Story URL: http://news.medill.northwestern.edu/chicago/news.aspx?id=184726
Story Retrieval Date: 10/23/2014 6:06:54 AM CST
Mercedes dealt with numerous instances of sexual harassment by fellow workers at the Chicago bakery where she was employed four years ago. She tried telling the owner, she said, but nothing changed.
“He was rude and would just brush it off or would just laugh if they would do something,” she said.
Mercedes, 26, an illegal immigrant from Mexico who later became a naturalized citizen of the U.S., finally quit the job but said she never reported the abuse because she had no hope that anything would be done about it.
Women immigrants in Chicago and beyond can share similar stories and worse, those who experience shame, wage cuts and even deportation in addition to abuse and harassment on the job.

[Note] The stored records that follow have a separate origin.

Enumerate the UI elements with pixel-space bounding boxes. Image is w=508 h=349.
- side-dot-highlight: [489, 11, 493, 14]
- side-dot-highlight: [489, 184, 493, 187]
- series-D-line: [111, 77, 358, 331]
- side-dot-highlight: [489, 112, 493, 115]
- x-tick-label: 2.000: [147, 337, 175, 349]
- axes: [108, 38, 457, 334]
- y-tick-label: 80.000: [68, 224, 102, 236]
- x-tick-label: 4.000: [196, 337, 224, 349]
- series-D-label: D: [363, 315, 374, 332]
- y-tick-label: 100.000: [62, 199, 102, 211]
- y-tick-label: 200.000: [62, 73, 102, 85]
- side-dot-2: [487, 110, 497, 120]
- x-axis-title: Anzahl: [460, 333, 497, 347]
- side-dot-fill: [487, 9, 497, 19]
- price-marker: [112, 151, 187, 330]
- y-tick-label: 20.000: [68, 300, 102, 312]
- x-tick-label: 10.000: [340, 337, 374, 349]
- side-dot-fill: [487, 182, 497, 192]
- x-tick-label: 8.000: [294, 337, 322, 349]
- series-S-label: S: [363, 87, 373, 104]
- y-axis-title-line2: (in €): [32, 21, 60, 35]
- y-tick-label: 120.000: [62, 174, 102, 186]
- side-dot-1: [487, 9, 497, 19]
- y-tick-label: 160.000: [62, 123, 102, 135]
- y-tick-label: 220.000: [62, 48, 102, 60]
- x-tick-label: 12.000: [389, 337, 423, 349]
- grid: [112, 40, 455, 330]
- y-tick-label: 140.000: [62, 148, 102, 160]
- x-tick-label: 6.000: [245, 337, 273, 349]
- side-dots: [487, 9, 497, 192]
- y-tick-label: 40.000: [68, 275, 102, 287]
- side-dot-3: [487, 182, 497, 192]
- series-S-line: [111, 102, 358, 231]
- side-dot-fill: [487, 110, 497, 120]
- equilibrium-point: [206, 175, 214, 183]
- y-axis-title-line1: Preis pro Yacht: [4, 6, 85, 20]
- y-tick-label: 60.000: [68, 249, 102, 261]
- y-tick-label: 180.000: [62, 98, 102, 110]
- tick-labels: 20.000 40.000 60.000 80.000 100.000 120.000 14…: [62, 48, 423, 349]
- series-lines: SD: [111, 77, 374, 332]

Maritza Reyes, sexual assault coordinator for Mujeres Latinas En Acción, a Chicago advocacy group, said that more and more women are coming to them with claims of being sexual harassed by their managers and customers at restaurants where they work. Reyes said her organization has also heard from women reporting harassment by temporary labor agencies.
Reyes said while some women have told her they moved to Illinois because they heard it was not as “anti-immigrant” as other states, they are not necessarily finding that to be the case.
“It’s one thing to have the [Illinois] law [enforcing immigrant workers’ rights] in place,” Reyes said. “It’s another to have that law enforced.”
Under the antidiscrimination provisions of the U.S. Immigration Reform and Control Act, immigrants can be reinstated in their jobs if they are discriminated against, or they can receive back pay for lost wages. Penalties for employers range from $275 to $11,000, depending on the number of offenses.
Reyes said various cultures often inhibit speaking out against mistreatment because of existing beliefs.
“Unfortunately in the Latina culture, there is [often] the idea that a woman’s purity is her responsibility, regardless of anyone else, which is not a very realistic thing when someone is being sexually assaulted,” Reyes said.
Mónica Ramirez, director of the Immigration Justice Project at the Georgia-based Southern Poverty Law Center, said a major reason women do not report harassment is the fear of being blacklisted by employers or not being allowed back to the U.S. on a subsequent work visa.
Ramirez said she is also told by victims of workplace harassment that there are often threats against their families and neighbors, here and in their countries of origin.
Ana Castillo, an award-winning author from Chicago who writes on many Latina issues, said more specific lawmaking covering all workers could lessen mistreatment of immigrant workers.
“The advantage [employers] have when someone is undocumented is obviously the reluctance to report,” Castillo said.
According to the Southern Poverty Law Center, if the government deported all 10.8 million undocumented immigrants living in the U.S., the economy would lose $2.6 trillion over 10 years.
Castillo said she encourages female victims to speak out in order to prevent the mistreatment of other workers as well.
“Confide in someone,” Castillo said. “You know in your heart when there’s been an injustice.”